What is the problem with this join? Come up with two strategies to solve the problem and choose one strategy after considering the pros/cons of each.

Create a consolidated data frame, by selectively joining the five data frames from the nycflights23 package:
- From flights: all columns
- From airlines: name
- From airports: name (for origin and destination)
- From planes: year (manufactured) and manufacturer
- From weather: visib
Use the appropriate _join function(s) from the dplyr package.
Export the consolidated data frame to a csv file named consolidated.csv. Use the write_csv function from the readr package.

Questions

Q1 Why was the first attempt of executing left_join(flights, planes) incorrect? Describe the two strategies that you considered to avoid such pitfalls, contrasting the pros and cons for each.
Q2 In your own words, what are the differences between left join, inner join, and full join? Briefly describe a use case for each join, in the context of the data provided by the nycflights23 package.

Part 2: Data cleaning and reshaping

Read the exported csv (consolidated.csv). Use the read_csv function from the readr package.
For all subsequent instructions, use the imported consolidated data frame.
Break down the number of flights by manufacturer (name) of the corresponding aircraft.
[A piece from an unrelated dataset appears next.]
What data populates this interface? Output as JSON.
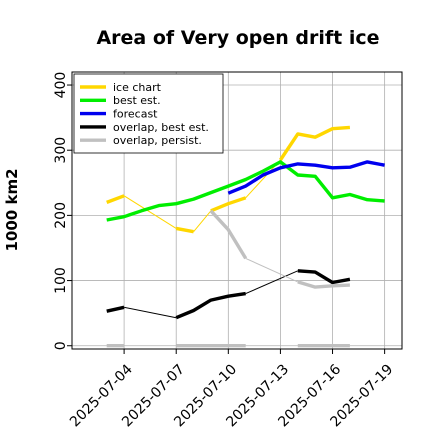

What is the issue with the data?
Clean up and simplify the manufacturer data: change manufacturer name to be a categorical variable – a factor with the following levels:
- Boeing
- Airbus
- Embraer
- Other
(While the clean-up operation may appear complex, a combination of dplyr’s mutate function and the stringr str_replace functions will drastically simplify the code. Ask the course staff for help if you get stuck after conceptually specifying your data transformation!)
Compute the median arrival delay per origin and manufacturer, and sort the output by origin and median arrival delay (ignore NA values with na.rm=T).
Compute the mean arrival delay per origin and month (ignore NA values with na.rm=T).
Reshape the resulting data frame to be in wide format with the following columns:
- month
- EWR
- JFK
- LGA
(Hint: pivot_wider(names_from = origin, values_from = delay))
Add a column quarter that groups month by quarter of year (i.e., months 1–3 all belong to the 1st quarter; months 4–6 to the 2nd quarter, etc.).

(Hint: Use mutate and cut to introduce the quarter column.)
Reshape the data frame with the new quarter column (which is still in wide format) to long data format.

(Hint: pivot_longer(cols = c(EWR, JFK, LGA), names_to = "origin", values_to = "delay"))
Plot the resulting data frame.

(Hint: ggplot() + geom_boxplot(aes(x=quarter, y=delay, fill=origin)) + theme_bw())

Questions

Q3 What issue(s) did you observe with the manufacturer names? Describe two possible strategies for building a robust data analysis pipeline that accounts for these types of data issues.
Q4 Provide the sorted table that gives the median arrival delay per origin and manufacturer.
Q5 For convenience, the instructions above simply removed NA values when computing aggregated statistics. Describe two other possible strategies for cleaning up NA values in a data set.
Q6 Contrast the long and wide data format: what are the pros and cons and which is preferable in what context? Give one concrete use case for each data format.
Q7 Provide the boxplot that shows the distribution of mean arrival delay per quarter and origin airport.
Q8 (Optional) Identify the top-5 carriers by flight volume across all airports. Then filter the data for these 5 carriers and break down the mean arrival delay by carrier, origin airport, and season (Spring, Summer, Fall, Winter).

Deliverables

A plain-text (or PDF) file with your answers to the 8 questions above. Please list all group members at the top of your submission.

Steps for turn-in

One team member should upload the deliverables to Canvas.